The collapse of chains with different architectures

Abstract

The equilibrium properties and the Rouse–Zimm dynamics of polymer molecules with any architecture at temperatures T≤Θ, are treated using a bead-and-spring coarse-grained description. The collapsed globule model is adopted, whereby essentially all atoms are at the same mean-square distance 〈S2〉 from the center of mass; accordingly, at a given temperature the interatomic free energy is a single-valued function of 〈S2〉 and the self-consistent free-energy minimization is greatly simplified, in the Gaussian approximation. We prove that the connectivity matrix B and the bond-vector product matrix M=[〈li⋅lj〉] possess the same eigenvectors; these are the normal modes of the chain conformation.
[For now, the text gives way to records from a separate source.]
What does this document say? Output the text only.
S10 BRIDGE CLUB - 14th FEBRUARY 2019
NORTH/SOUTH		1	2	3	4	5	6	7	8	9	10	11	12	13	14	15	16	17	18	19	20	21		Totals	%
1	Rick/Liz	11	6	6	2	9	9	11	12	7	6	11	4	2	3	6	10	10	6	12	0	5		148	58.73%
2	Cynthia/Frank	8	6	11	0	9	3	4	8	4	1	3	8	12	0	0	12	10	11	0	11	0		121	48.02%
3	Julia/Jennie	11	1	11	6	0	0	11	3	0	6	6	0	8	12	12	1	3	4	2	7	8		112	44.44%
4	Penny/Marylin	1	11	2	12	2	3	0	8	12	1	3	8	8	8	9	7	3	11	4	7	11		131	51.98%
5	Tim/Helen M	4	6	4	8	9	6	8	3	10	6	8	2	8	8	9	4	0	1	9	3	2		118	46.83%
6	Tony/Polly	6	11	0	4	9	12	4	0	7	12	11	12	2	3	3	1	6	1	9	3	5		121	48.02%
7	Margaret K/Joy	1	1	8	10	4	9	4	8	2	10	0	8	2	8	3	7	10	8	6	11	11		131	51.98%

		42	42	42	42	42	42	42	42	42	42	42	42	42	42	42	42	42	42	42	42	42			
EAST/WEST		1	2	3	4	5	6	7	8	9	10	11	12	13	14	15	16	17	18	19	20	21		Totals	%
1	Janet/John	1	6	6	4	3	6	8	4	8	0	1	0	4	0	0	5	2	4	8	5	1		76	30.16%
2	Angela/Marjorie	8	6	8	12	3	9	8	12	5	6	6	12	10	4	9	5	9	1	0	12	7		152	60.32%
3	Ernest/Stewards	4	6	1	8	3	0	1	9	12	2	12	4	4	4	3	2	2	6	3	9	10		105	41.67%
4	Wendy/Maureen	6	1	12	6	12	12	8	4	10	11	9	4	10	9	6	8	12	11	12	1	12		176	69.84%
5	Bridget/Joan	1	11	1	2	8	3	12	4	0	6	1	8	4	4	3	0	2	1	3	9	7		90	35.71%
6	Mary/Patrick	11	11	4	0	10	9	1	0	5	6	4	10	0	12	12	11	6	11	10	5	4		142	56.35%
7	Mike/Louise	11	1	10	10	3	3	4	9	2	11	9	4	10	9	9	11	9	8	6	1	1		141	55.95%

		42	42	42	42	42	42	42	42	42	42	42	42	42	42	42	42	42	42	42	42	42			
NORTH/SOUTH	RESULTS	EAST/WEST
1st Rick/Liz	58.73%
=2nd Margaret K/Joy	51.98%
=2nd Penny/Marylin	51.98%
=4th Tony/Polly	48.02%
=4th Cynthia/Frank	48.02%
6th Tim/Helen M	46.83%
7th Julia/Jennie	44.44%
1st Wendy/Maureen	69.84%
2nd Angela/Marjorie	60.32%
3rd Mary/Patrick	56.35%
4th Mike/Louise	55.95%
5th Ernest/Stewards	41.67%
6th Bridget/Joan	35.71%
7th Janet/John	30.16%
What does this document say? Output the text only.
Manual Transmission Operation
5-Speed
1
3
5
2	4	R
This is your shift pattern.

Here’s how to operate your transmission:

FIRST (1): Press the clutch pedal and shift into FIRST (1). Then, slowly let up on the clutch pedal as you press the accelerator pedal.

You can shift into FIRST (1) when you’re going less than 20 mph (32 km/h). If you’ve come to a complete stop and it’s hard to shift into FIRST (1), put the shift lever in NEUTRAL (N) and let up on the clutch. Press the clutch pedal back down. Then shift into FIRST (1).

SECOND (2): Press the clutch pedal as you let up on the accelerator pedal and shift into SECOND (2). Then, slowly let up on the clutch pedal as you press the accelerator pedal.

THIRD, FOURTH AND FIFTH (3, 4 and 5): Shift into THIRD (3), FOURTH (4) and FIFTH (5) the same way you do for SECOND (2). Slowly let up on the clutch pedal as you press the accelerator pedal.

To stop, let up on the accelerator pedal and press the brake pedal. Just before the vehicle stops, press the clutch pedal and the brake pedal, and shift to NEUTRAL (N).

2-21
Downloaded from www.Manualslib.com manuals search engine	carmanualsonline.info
Furthermore, we show that 〈S2〉=N−1at∑kl2α2k/λk, where Nat is the total number of atoms, λk is the general nonzero eigenvalue of B, and l2α2k is the corresponding eigenvalue of M—the expansion ratio of the normal mode. Finally, we prove that in the free-draining limit the normal mode relaxation times are proportional to l2α2k/λk. Defining αS=√〈S2〉/〈S2〉ph as the overall strain ratio with respect to the phantom state, the plots of αS vs the reduced temperature τ=(T−Θ)/T≤0 indicate that polymers with more compact architectures display a prompter contraction for small ‖τ‖’s, although tending to larger αS’s at strong undercoolings, where the average density (∝Nat⋅〈S2〉−3/2) is about the same for all architectures. Concerning the dynamical behavior, at sufficiently large ‖τ‖’s the longest relaxation times reach a typical plateau, as already found for the linear chain.